Yukarıda örneklediğim pek çok durum bizim reaktiviteye yenik düştüğümüz anların temsilidir. Ve reaktiv davranma nedenimiz ise "egomuz"dan ibarettir.


Örneğin, bir arkadaşınızla tartışırken size "salak mısın bunu anlayamadın" gibi bir cümle kurdu. Burada çoğumuz reaktiv davranarak "sen bana nasıl hitap edersin, esas salak sensin, haddini bil" vb. sözler sarfederiz. Dikkat edin, bu sinirin altında, söylenen ufacık bir lafın bizim "egomuzun bam teline dokunulması" söz konusudur. Ego yaralanır, incinir ve öfkelenir. Bunun sonucunda, hiç abartmıyorum, belki de o arkadaşınızla birkaç dakika içinde gülüşüp barışacakken, bir ömür birbirinizin suratına bile bakmayabilirsiniz. Nasıl demeyin, ego kavganın sonrasında bir de "kim arasın" diye sahte bir gururla karşınıza dikilecektir.
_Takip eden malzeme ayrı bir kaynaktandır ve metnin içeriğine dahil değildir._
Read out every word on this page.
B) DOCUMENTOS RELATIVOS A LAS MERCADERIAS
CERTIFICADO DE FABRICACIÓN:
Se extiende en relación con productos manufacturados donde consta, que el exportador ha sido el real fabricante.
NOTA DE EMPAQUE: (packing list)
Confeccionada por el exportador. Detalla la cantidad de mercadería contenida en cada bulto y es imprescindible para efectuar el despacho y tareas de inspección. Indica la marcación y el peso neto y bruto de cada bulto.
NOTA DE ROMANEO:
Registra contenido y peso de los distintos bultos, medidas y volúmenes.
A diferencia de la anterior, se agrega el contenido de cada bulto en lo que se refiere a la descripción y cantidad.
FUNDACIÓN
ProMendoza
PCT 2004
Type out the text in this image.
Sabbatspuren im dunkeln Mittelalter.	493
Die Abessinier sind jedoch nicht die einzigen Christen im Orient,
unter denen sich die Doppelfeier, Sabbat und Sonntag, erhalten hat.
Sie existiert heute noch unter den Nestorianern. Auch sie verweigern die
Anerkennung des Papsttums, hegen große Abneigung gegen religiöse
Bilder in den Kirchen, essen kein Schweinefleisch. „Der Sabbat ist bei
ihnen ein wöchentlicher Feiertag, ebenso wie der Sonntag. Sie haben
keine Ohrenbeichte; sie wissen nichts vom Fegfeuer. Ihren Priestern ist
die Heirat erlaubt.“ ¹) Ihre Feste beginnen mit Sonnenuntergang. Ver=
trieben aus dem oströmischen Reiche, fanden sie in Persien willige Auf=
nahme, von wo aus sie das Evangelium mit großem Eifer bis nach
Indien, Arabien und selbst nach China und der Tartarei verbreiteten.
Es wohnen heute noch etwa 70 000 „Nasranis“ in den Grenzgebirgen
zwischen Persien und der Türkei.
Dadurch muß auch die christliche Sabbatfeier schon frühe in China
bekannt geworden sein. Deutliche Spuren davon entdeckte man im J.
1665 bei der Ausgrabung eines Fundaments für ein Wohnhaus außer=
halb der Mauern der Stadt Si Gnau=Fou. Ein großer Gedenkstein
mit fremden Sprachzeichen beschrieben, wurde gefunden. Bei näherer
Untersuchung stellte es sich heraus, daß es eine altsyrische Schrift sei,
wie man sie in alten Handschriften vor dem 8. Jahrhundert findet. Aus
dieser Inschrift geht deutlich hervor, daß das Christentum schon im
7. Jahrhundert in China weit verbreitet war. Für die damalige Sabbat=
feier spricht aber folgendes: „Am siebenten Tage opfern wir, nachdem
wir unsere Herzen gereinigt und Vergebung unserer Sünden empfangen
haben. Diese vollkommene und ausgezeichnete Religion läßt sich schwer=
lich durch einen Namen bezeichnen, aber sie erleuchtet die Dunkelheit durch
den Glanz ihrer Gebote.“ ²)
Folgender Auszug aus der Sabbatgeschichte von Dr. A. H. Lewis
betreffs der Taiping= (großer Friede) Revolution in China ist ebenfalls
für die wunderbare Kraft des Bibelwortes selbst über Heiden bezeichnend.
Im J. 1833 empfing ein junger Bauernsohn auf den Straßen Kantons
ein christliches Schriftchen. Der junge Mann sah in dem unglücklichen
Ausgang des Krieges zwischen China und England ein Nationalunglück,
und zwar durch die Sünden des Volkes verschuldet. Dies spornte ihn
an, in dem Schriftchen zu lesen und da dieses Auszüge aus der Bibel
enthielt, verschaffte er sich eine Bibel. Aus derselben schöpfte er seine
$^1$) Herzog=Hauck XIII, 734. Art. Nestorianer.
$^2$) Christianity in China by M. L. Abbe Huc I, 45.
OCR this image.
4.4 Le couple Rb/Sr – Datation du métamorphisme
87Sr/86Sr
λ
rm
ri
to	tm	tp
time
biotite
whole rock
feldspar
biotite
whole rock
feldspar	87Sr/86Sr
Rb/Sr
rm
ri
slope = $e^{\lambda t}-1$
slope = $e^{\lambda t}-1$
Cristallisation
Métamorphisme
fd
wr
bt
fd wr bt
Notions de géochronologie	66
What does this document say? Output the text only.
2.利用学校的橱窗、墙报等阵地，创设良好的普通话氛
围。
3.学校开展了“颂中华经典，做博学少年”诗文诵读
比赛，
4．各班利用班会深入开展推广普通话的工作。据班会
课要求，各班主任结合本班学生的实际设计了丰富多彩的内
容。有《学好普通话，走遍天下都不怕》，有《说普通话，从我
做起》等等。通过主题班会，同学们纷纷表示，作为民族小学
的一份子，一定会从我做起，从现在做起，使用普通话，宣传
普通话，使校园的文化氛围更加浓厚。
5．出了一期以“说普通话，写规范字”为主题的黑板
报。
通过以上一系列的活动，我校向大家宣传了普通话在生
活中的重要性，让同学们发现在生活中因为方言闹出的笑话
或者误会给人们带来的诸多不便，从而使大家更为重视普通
Peki, belki gerçekten de arkadaşınız haksız, belki sizi yanlış anladı ve ona göre bir tutum içerisine girdi, belki de o gün çok gergin bir günüydü ve size patlayacağı tuttu. O an da derin bir nefes alıp şöyle deseniz nasıl olur? "Hmm olabilir, belki de konuyu anlamamışımdır. İstersen bir daha anlat irdeleyelim veya çok önemli değilse boşver, başka zamana bırakalım." İşte bu noktada, karşınızdaki de size olumlu veya nötr bir tavır takınacaktır. Çünkü onun egosuna saldırmadınız. Hatta, öyle ki, usta bir manevra ile olayı anlamamış olduğunuzu da kabullenerek egosuna ufak bir yem bile attınız. Dahası, ona seçme şansı da verdiniz: "İstersen anlat ya da boşverelim." Ve karşınızdakinin egosunu yatıştırdığınız için, hiç bir sorun çıkmadı. Ya konuyu bir kez daha ama bu kez sakince, onun da aklı selimken konuştunuz ya da önemsiz bir konu ise üzerinde bile durmadınız. İşte proaktiv olmak budur. Ve bir ipucu vereyim: Aslında burda tüm kontrol sizin elinizde oldu ve sizin tavrınız olayı yönlendirdi. Halbuki reaktiv bir şekilde bağırıp çağırarak yalnızca işin zarar kısmını üstlenecektiniz. Kutsal Kitap yazılarında dendiği gibi, biri seninle bir kilometre yürümek istiyorsa sen ona iki kilometre yürümeyi teklif et...


Proaktiv olmayı aile ilişkilerinizde, iş ortamınızda ve özel hayatınızda başarabildiğiniz takdirde, ruhunuzu ıslah etmekle kalmayıp daha olumlu ve mutlu bir yaşama da adım atmış olursunuz.